For the first time since the reinstatement of in-person registration, Illinois sportsbooks set a new monthly record for betting handle and revenue. The state recorded over $840 million in wagers, and joined the top 18 legal sports betting markets in the United States that set a betting record in recent months.
The figure maintains Illinois in third place in the United States in terms of monthly sports betting handle, trailing only New Jersey and Nevada, which each had $1 billion in wagers. Sports betting figures increased across the country in the past months with the returns of the NBA and the NHL, as well as the MLB Playoffs and the World Series.
Illinois’ betting platforms had not achieved a record month since the reintroduction of in-person registration in April. However, with HB 3136, which is currently on Governor J. B. Pritzker’s desk and would eliminate in-person registration early next year, perhaps the state will soon see a $1 billion month.
Sports betting on the rise
According to official data released last month, retail and online sportsbooks combined to handle $840.4 million in wagers in October, breaking the previous record of $633.6 million set in March. Wagers increased by 40.9 percent from $596.5 million in September, and up 93.4 percent from $434.6 million in October 2020.
Gross revenue increased by 2.9 percent in October to $48.3 million, up from $47 million in October 2020 and up 8.4 percent from $44.6 million in September. October’s revenue still fell short of the March high of $49.9 million in gross revenue. Taxable revenue, on the other hand, set a new high of $52.6 million in adjusted gross income, producing $8.5 million in state and local taxes.
Despite the existing online registration limitations, the Illinois sports betting sector is booming, so a brighter future when sportsbooks are untethered is feasible. A slew of new operators are set to start operating in the state, and there are surely some Illinoisans interested in placing a wager through an online sportsbook, but not enough to make the journey to a retail sportsbook just to sign up.
October’s rise was directly related to the month’s packed sports calendar. Football wagers accounted for $330.1 million over the course of five weekends, the start of the NBA season, and the hot start by the Chicago Bulls, spurred $93.3 million in basketball wagers, and the short playoff run by the Chicago White Sox also contributed to this increase.
In the same month, online betting accounted for $803.4 million in wagers, or 95.6 percent of the state’s total volume. DraftKings dominated the state in total online and retail handle, with $315.3 million, including $308.8 million in online wagers. The total handle increased from $236.5 million in September and generated $11.7 million in gross income.

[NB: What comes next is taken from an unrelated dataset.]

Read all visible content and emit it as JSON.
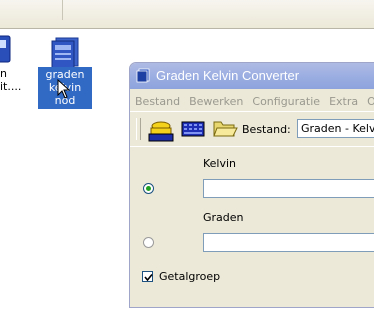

With only six sportsbooks in the state, Illinois hosts far fewer online sportsbooks operators than any other major U.S. market, and still the state was able to record such impressive figures. For a state of comparison, in the same period, neighboring state Michigan recorded only $463.3 million in gross revenue across all iGaming activities, including online casinos, online sportsbooks, and the Michigan lotto.
After several months of mobile registration, Governor J. B. Pritzker was unable to renew his executive order in April, meaning state residents once again had to visit a land-based casino or a racetrack to finish setting up a sports betting account. Nevertheless, that should change soon, with the Senate and the House of Representatives passing a bill – House Bill 3136 – that would eliminate in-person registration and also legalize wagering on Illinois college teams.
Although the Illinois sports betting industry is thriving, online registration will give it a welcome boost. Most similar sports betting states have significantly more sportsbooks than Illinois, owing to the in-person registration, which has deterred many betting companies from establishing operations in the state. However, experts predict that by the end of 2022, the market will have double-digit operators.
HB 3136 accelerates the process so that online registration is available in time for the March Madness, the most popular cumulative sports betting event in the United States. As mentioned above, March 2021 was a significant betting month in the state.